Ichthyologists — fish scientists — suggested it had probably been trying to protect its eggs during spawning season and that it might have been further agitated by an electronic music festival taking place near by.
Days later, it transpired that the policeman had not managed to kill the catfish as none of the three bullets had penetrated its skin. Instead, they had probably stunned the fish and it was the fishermen who had administered the coup de grâce some 40 minutes later.
Internet users turned out hundreds of memes commemorating the incident.
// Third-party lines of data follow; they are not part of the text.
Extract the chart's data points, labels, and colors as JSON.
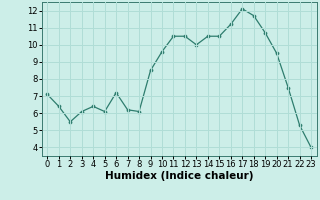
{
  "x": [
    0,
    1,
    2,
    3,
    4,
    5,
    6,
    7,
    8,
    9,
    10,
    11,
    12,
    13,
    14,
    15,
    16,
    17,
    18,
    19,
    20,
    21,
    22,
    23
  ],
  "y": [
    7.1,
    6.4,
    5.5,
    6.1,
    6.4,
    6.1,
    7.2,
    6.2,
    6.1,
    8.5,
    9.6,
    10.5,
    10.5,
    10.0,
    10.5,
    10.5,
    11.2,
    12.1,
    11.7,
    10.7,
    9.5,
    7.5,
    5.3,
    4.0
  ],
  "xlabel": "Humidex (Indice chaleur)",
  "xlim": [
    -0.5,
    23.5
  ],
  "ylim": [
    3.5,
    12.5
  ],
  "yticks": [
    4,
    5,
    6,
    7,
    8,
    9,
    10,
    11,
    12
  ],
  "xticks": [
    0,
    1,
    2,
    3,
    4,
    5,
    6,
    7,
    8,
    9,
    10,
    11,
    12,
    13,
    14,
    15,
    16,
    17,
    18,
    19,
    20,
    21,
    22,
    23
  ],
  "line_color": "#2e7d6e",
  "marker_color": "#2e7d6e",
  "bg_color": "#cceee8",
  "grid_color": "#b0ddd6",
  "label_fontsize": 7.5,
  "tick_fontsize": 6.0
}
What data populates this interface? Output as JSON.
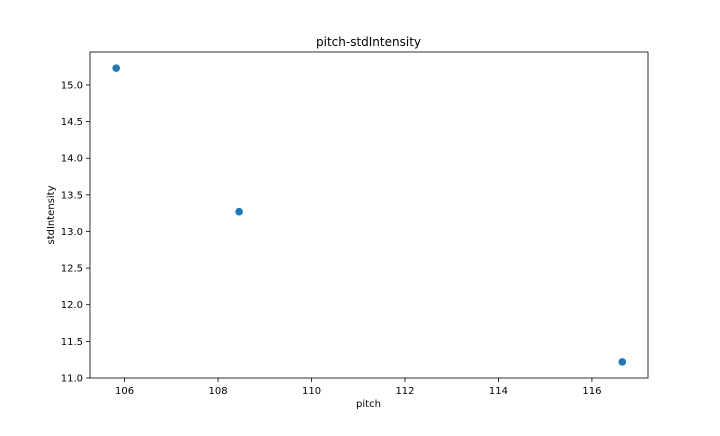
{
  "chart_data": {
    "type": "scatter",
    "title": "pitch-stdIntensity",
    "xlabel": "pitch",
    "ylabel": "stdIntensity",
    "xlim": [
      105.26,
      117.2
    ],
    "ylim": [
      11.0,
      15.45
    ],
    "xticks": [
      106,
      108,
      110,
      112,
      114,
      116
    ],
    "xtick_labels": [
      "106",
      "108",
      "110",
      "112",
      "114",
      "116"
    ],
    "yticks": [
      11.0,
      11.5,
      12.0,
      12.5,
      13.0,
      13.5,
      14.0,
      14.5,
      15.0
    ],
    "ytick_labels": [
      "11.0",
      "11.5",
      "12.0",
      "12.5",
      "13.0",
      "13.5",
      "14.0",
      "14.5",
      "15.0"
    ],
    "grid": false,
    "series": [
      {
        "color": "#1f77b4",
        "points": [
          {
            "x": 105.82,
            "y": 15.23
          },
          {
            "x": 108.45,
            "y": 13.27
          },
          {
            "x": 116.65,
            "y": 11.22
          }
        ]
      }
    ]
  }
}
One wrote a parody of a sentimental hit by the rock star Herbert Grönemeyer; another mocked up a pastiche of the film poster for Jaws.
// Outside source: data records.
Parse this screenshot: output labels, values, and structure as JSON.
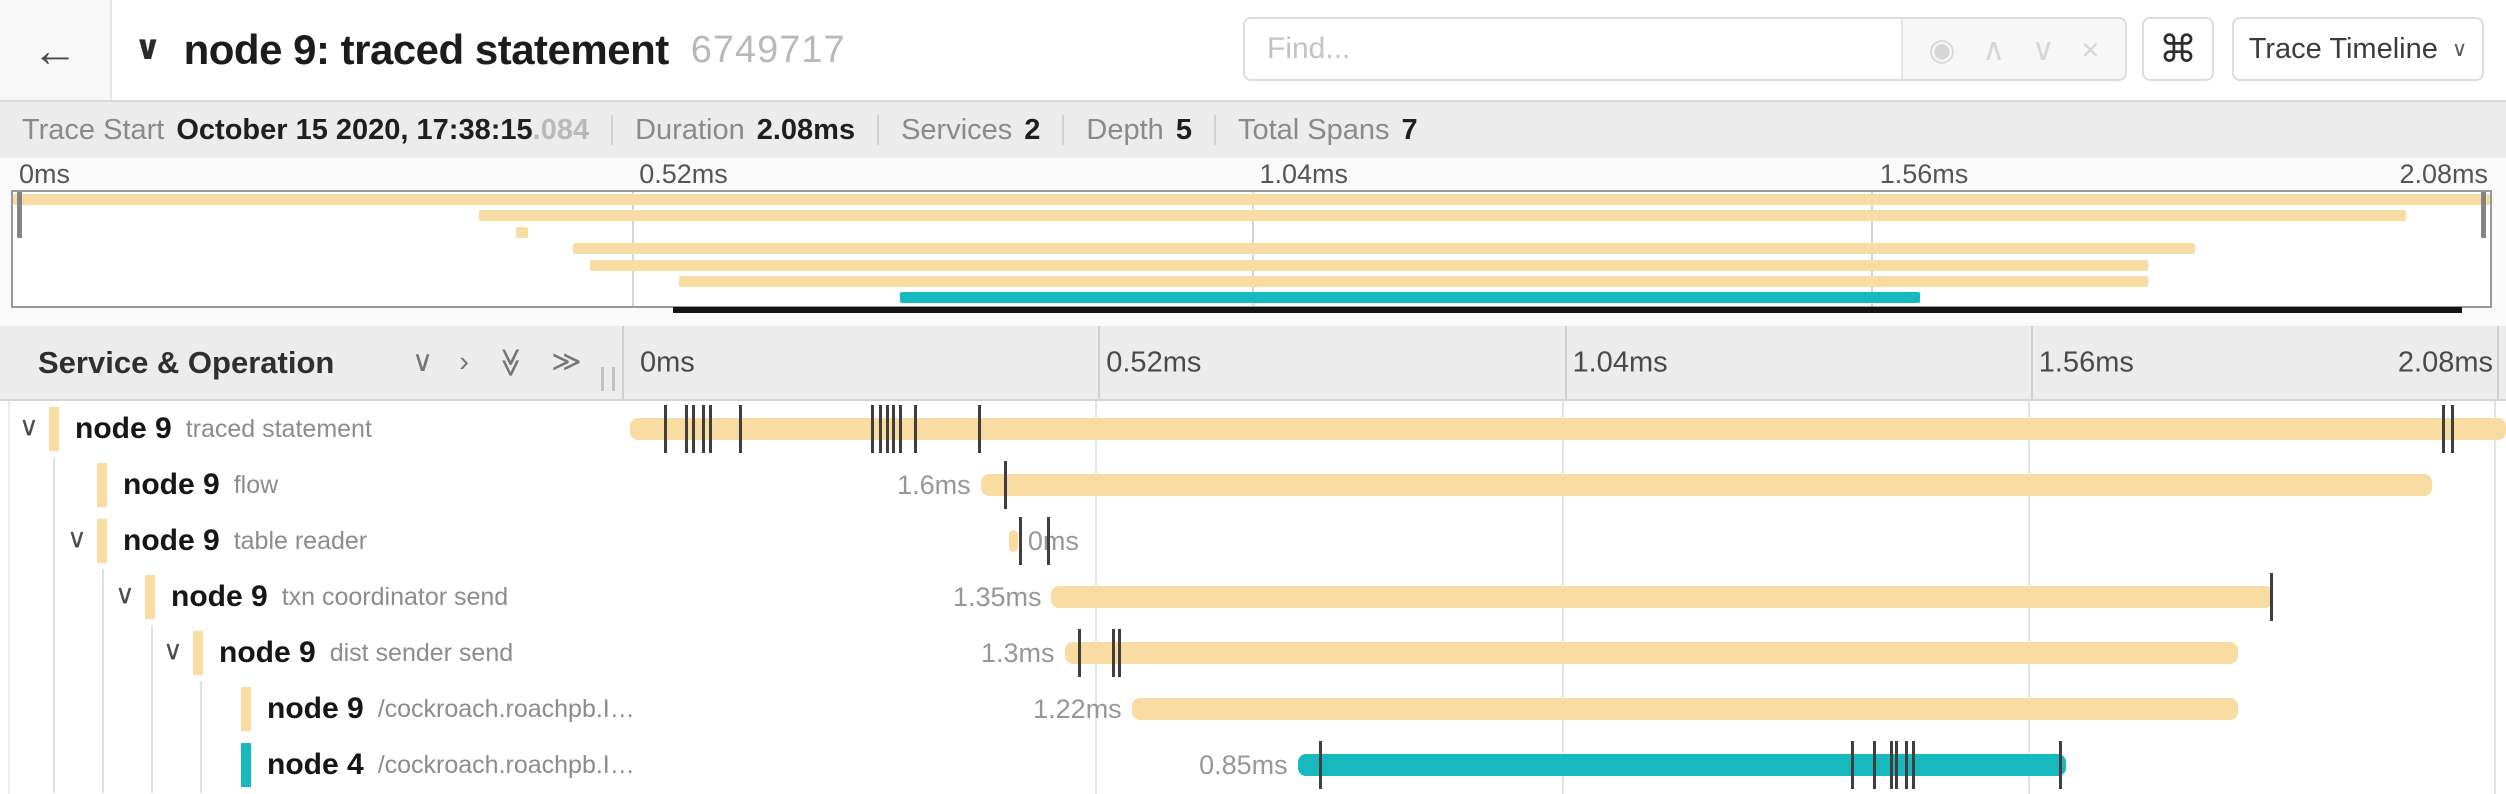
{
  "header": {
    "back_icon": "←",
    "collapse_icon": "∨",
    "title": "node 9: traced statement",
    "trace_id": "6749717",
    "find_placeholder": "Find...",
    "find_icons": [
      {
        "name": "match-target-icon",
        "glyph": "◉"
      },
      {
        "name": "prev-result-icon",
        "glyph": "∧"
      },
      {
        "name": "next-result-icon",
        "glyph": "∨"
      },
      {
        "name": "clear-search-icon",
        "glyph": "×"
      }
    ],
    "shortcut_button": "⌘",
    "view_dropdown": {
      "label": "Trace Timeline",
      "caret": "∨"
    }
  },
  "summary": {
    "items": [
      {
        "label": "Trace Start",
        "value": "October 15 2020, 17:38:15",
        "suffix": ".084"
      },
      {
        "label": "Duration",
        "value": "2.08ms"
      },
      {
        "label": "Services",
        "value": "2"
      },
      {
        "label": "Depth",
        "value": "5"
      },
      {
        "label": "Total Spans",
        "value": "7"
      }
    ]
  },
  "colors": {
    "amber": "#F8DCA1",
    "teal": "#17B8BE",
    "tick": "#3f3f3f"
  },
  "timeline": {
    "left_header": "Service & Operation",
    "collapse_icons": [
      {
        "name": "collapse-one-icon",
        "glyph": "∨",
        "rotate": false
      },
      {
        "name": "expand-one-icon",
        "glyph": "›",
        "rotate": false
      },
      {
        "name": "collapse-all-icon",
        "glyph": "≫",
        "rotate": true
      },
      {
        "name": "expand-all-icon",
        "glyph": "≫",
        "rotate": false
      }
    ],
    "row_collapse_glyph": "∨",
    "ticks": [
      {
        "label": "0ms",
        "pct": 0
      },
      {
        "label": "0.52ms",
        "pct": 25
      },
      {
        "label": "1.04ms",
        "pct": 50
      },
      {
        "label": "1.56ms",
        "pct": 75
      },
      {
        "label": "2.08ms",
        "pct": 100
      }
    ]
  },
  "spans": [
    {
      "service": "node 9",
      "operation": "traced statement",
      "depth": 0,
      "expandable": true,
      "color": "amber",
      "duration_label": "",
      "label_side": "none",
      "startPct": 0,
      "endPct": 100.6,
      "ticksPct": [
        1.9,
        3.0,
        3.4,
        3.9,
        4.3,
        5.9,
        13.0,
        13.4,
        13.8,
        14.1,
        14.5,
        15.3,
        18.7,
        97.2,
        97.7
      ]
    },
    {
      "service": "node 9",
      "operation": "flow",
      "depth": 1,
      "expandable": false,
      "color": "amber",
      "duration_label": "1.6ms",
      "label_side": "left",
      "startPct": 18.8,
      "endPct": 96.6,
      "ticksPct": [
        20.1
      ]
    },
    {
      "service": "node 9",
      "operation": "table reader",
      "depth": 1,
      "expandable": true,
      "color": "amber",
      "duration_label": "0ms",
      "label_side": "right",
      "startPct": 20.3,
      "endPct": 20.8,
      "ticksPct": [
        20.9,
        22.4
      ]
    },
    {
      "service": "node 9",
      "operation": "txn coordinator send",
      "depth": 2,
      "expandable": true,
      "color": "amber",
      "duration_label": "1.35ms",
      "label_side": "left",
      "startPct": 22.6,
      "endPct": 88.1,
      "ticksPct": [
        88.0
      ]
    },
    {
      "service": "node 9",
      "operation": "dist sender send",
      "depth": 3,
      "expandable": true,
      "color": "amber",
      "duration_label": "1.3ms",
      "label_side": "left",
      "startPct": 23.3,
      "endPct": 86.2,
      "ticksPct": [
        24.1,
        25.9,
        26.2
      ]
    },
    {
      "service": "node 9",
      "operation": "/cockroach.roachpb.I…",
      "depth": 4,
      "expandable": false,
      "color": "amber",
      "duration_label": "1.22ms",
      "label_side": "left",
      "startPct": 26.9,
      "endPct": 86.2,
      "ticksPct": []
    },
    {
      "service": "node 4",
      "operation": "/cockroach.roachpb.I…",
      "depth": 4,
      "expandable": false,
      "color": "teal",
      "duration_label": "0.85ms",
      "label_side": "left",
      "startPct": 35.8,
      "endPct": 77.0,
      "ticksPct": [
        37.0,
        65.5,
        66.7,
        67.6,
        67.9,
        68.4,
        68.8,
        76.7
      ]
    }
  ]
}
Others suggested the fish had been the German version of Harambe, a silverback gorilla that was shot dead at Cincinnati Zoo in 2016 after it grabbed a four-year-old boy who had fallen into its enclosure.
Der Postillon, the country's most popular satirical magazine, published at least five articles inserting the fish into various political and diplomatic incidents, such as President Trump's promise to end the Russian invasion of Ukraine within 24 hours.
Columnists at the more serious end of the German press sought a deeper meaning in the shooting. Was the catfish a victim of climate change? Was it a parable of humanity's brutal relationship with the natural world?
Or was it, as one essayist suggested in the newspaper Die Zeit, a 'cautionary political tale with a Shakespearean quality', comparable to Hamlet, Macbeth and Thomas Hobbes's Leviathan?
Others had more practical matters on their mind. The catfish was taken to the Gasthoff zum Goldenen Lamm restaurant in nearby Wettelsheim, chopped into 120 fillets and served with herby potatoes, wild garlic sauce and a medley of summer vegetables for €22.50 per plate.
The owner said people had travelled from as far afield as Munich, about two hours away, for a taste of its 'delicious and tender' flesh.
Yet that was not the end of the story. Last week, in what can only be construed as an act of solidarity, another catfish in the same reservoir attacked a bather. The latest crisis of German political life continues.